If you were talking only about the catalog database and not the previews, then it is important to acknowledge that Photo Mechanic is not a full featured image editor like Lightroom Classic. Photo Mechanic primarily works with image metadata, but cannot alter the appearance of an image. Photo Mechanic is the rough equivalent of only the Library module in Lightroom Classic. So for the catalog itself, Lightroom Classic must store many more types of data than Photo Mechanic.

elianoimperato
Known Participant
July 20, 2024

I set the LrC catalog with the standard preview dimensions on 1680px (similiar to PM at 1600) and the preview quality on medium. I've imported the photos using the embedded and sidecar option, the same option used by PM.

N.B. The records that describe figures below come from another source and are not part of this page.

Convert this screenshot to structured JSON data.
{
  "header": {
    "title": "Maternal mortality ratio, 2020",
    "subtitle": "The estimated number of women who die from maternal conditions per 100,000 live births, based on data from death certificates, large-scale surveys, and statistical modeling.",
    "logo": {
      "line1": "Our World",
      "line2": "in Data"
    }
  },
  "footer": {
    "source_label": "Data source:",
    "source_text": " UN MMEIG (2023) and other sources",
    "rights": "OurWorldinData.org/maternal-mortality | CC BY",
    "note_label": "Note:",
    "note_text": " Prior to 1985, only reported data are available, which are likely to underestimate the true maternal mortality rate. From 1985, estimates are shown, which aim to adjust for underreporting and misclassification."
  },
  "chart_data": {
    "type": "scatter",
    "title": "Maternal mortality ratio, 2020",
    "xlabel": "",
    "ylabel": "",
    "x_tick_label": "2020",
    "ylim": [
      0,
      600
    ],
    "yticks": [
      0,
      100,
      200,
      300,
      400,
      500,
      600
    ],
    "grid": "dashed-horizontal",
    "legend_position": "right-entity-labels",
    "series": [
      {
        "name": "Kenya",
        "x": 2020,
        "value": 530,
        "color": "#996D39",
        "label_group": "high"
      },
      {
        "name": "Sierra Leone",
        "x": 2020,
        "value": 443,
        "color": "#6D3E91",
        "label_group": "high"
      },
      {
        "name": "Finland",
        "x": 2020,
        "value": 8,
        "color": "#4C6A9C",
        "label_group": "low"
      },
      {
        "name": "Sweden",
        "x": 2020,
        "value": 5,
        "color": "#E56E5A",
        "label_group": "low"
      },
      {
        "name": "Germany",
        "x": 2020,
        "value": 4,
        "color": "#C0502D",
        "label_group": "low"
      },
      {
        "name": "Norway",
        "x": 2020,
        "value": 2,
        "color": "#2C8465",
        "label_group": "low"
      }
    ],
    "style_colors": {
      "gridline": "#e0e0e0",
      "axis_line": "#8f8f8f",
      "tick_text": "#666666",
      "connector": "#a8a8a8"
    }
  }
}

At this point I think that the big difference is because LrC creates previews with this "image pyiramid" system. Can we know something more about it?

Ian Lyons
Community Expert
Community Expert
July 20, 2024

The pyramid was a single file with multiple different sized jpegs embedded within it. However since 13.3, LrC no longer uses this arrangement. Instead it stores standard jpegs, albeit with no extension, within a folder specific to the original image file. I've attached a screenshot below that shows how the previews are now structured/stored. In this example, each folder contains 4 different sized previews. The four digit number at end of file name is the pixel dimension of the longest side. If I'd generated 1:1 previews, then each folder would contain more previews.

 

 

 

Note that it was this change along with faulty catalog upgrades that caused some customers to 'think' they'd lost their previews after upgrading to 13.3. 

 

 

 

Legend
July 17, 2024

I have no idea what goes into the Photo Mechanic Plus catalog, but I also don't think there's any reason that these two catalogs would be the same size. Also, are you talking about the Lightroom Classic .LRCAT file (which is the catalog file) or are you talking about the catalog file plus all the previews and associated files in that folder?

 

I'd like to understand how the Lightroom Classic catalog works.

 

See this:

https://helpx.adobe.com/lightroom-classic/kb/catalog-faq-lightroom.html

https://www.lightroomqueen.com/what-is-a-lightroom-catalog/

elianoimperato
Known Participant
July 17, 2024

I'm talking about the catalog with the previews because, for me, the catalog makes sense with the previews.

 

You can take a look at the two screenshots:

 

 

 

Legend
July 17, 2024

Given those screen captures, I disagree that your catalog is 32GB. Your previews are 32GB, these are separate items that are not in the catalog itself.